ACSI began rating Internet-service providers for the first time this year, and ISPs debuted with a customersatisfaction benchmark of 65 — the lowest score among 43 ACSI industries.
“High monthly bills combined with problems across a broad spectrum of customer experience benchmarks — such as service reliability, data-transfer speed and video-streaming quality — leaves customers less than satisfied with their ISP service,” ACSI founder and chairman Claes Fornell said in a statement. “But in a market even less competitive than subscription TV, there is little incentive for companies to improve.”
Only Verizon Communications’ FiOS and the aggregate of all other smaller ISPs break out of the 60s with identical ACSI scores of 71. Cox beats the average at 68, followed by AT&T U-verse and Charter at 65. Rounding out the sector is CenturyLink at 64, Time Warner Cable at 63 and Comcast at 62.
WIRELESS SHOWED GAINS
The wireless industry reversed course in the period, ending a two-year stretch of declining customer satisfaction ratings, with a 2.9% gain to an ACSI benchmark of 72. But despite matching its 10-year high, wireless service remains well below the national ACSI average.
Verizon Wireless leads the larger carriers due to a 4% jump to 73, ahead of Sprint, which stalled at 71 in the period.

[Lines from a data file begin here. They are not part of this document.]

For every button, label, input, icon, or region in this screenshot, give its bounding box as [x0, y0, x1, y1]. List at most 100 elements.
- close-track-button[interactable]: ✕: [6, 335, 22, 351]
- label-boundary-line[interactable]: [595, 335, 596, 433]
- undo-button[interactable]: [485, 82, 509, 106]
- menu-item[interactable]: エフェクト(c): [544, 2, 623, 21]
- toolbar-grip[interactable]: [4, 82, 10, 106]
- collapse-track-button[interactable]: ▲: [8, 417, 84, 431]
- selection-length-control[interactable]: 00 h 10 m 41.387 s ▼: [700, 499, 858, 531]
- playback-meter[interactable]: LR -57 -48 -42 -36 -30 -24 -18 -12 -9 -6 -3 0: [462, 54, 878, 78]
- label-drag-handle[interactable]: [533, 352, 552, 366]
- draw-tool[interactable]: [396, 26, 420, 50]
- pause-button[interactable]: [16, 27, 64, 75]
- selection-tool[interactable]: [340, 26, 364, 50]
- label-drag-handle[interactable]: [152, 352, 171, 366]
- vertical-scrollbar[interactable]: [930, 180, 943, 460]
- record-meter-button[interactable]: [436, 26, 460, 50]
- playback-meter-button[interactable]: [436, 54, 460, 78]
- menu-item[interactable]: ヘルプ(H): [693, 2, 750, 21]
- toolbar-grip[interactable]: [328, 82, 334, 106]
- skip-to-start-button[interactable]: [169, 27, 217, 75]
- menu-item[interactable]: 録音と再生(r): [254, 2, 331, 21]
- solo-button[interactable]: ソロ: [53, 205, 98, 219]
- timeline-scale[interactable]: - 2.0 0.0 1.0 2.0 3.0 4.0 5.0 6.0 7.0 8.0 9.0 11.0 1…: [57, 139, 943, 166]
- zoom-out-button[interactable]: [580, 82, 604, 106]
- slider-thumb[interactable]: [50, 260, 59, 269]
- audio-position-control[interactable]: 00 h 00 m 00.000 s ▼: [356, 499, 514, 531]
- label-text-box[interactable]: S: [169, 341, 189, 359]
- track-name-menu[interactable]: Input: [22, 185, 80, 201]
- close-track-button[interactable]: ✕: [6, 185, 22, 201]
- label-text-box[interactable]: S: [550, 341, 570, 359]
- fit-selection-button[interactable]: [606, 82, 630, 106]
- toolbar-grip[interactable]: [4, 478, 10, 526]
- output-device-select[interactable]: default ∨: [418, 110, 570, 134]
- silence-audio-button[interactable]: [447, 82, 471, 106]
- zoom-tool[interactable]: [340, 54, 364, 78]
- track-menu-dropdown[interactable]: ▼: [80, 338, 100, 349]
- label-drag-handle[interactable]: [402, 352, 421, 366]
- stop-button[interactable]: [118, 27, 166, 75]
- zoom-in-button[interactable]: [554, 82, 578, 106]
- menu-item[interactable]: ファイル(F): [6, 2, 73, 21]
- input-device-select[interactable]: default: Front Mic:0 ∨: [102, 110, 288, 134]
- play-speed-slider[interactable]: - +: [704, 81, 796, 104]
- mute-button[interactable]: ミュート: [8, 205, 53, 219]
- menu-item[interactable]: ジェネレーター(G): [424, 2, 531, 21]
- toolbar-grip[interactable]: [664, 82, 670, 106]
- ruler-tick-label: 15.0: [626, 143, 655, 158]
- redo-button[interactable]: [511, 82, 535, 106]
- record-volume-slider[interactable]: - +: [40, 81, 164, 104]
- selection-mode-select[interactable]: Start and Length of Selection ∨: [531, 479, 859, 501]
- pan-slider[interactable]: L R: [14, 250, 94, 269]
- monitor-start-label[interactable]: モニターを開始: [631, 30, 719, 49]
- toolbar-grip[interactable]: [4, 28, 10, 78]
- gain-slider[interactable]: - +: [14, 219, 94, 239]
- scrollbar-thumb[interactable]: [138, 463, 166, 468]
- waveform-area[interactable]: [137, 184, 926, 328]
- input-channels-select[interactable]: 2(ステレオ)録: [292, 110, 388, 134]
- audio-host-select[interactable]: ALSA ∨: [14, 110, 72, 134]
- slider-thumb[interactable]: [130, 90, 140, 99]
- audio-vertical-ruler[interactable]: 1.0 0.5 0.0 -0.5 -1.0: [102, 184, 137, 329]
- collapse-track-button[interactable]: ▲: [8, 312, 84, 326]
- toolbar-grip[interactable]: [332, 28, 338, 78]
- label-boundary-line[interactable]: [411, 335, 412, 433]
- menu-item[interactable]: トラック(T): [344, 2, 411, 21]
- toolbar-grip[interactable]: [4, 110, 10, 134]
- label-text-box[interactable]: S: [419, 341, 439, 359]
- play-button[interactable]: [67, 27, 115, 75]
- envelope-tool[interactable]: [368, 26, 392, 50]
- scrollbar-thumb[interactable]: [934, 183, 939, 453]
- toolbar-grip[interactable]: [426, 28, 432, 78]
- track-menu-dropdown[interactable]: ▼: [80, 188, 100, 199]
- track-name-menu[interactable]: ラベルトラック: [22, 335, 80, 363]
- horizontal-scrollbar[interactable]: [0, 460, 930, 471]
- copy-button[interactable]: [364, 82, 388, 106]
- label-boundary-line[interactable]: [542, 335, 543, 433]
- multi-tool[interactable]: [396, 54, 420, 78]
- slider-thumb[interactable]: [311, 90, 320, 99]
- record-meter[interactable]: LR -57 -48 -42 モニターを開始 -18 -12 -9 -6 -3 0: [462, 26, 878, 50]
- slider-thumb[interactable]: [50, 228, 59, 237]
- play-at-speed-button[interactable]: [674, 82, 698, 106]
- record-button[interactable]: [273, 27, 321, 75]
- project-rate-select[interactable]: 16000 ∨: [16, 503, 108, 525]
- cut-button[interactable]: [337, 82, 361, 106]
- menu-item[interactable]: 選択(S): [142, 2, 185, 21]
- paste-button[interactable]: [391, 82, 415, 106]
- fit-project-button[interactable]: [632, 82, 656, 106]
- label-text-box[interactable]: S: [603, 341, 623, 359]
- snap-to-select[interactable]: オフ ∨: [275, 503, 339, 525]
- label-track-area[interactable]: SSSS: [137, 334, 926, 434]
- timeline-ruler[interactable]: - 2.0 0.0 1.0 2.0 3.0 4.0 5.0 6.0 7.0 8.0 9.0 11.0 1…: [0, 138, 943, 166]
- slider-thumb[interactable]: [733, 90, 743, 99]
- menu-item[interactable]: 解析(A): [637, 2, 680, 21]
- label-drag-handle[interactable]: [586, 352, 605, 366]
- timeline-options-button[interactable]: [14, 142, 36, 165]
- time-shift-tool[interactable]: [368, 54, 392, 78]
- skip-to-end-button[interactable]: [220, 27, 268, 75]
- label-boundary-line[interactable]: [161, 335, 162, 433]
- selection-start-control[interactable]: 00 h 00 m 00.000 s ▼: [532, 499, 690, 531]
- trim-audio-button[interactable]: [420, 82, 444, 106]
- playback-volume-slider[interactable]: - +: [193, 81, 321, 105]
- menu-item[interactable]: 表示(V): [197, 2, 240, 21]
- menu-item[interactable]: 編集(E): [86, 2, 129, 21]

AT&T Mobility gained 1% to 70, while T-Mobile dipped 1% to 68.
The ACSI uses data from interviews with about 70,000 customers annually, measuring satisfaction with more than 230 companies in 43 industries and 10 economic sectors, as well as over 100 services, programs, and websites of federal government agencies.
The Index was founded at the University of Michigan’s Ross School of Business and is produced by ACSI LLC, which became a standalone company in 2009.
An 8% uptick in the American Customer Satisfaction Index is a sign that Charter’s moves to bolster customer service are paying off.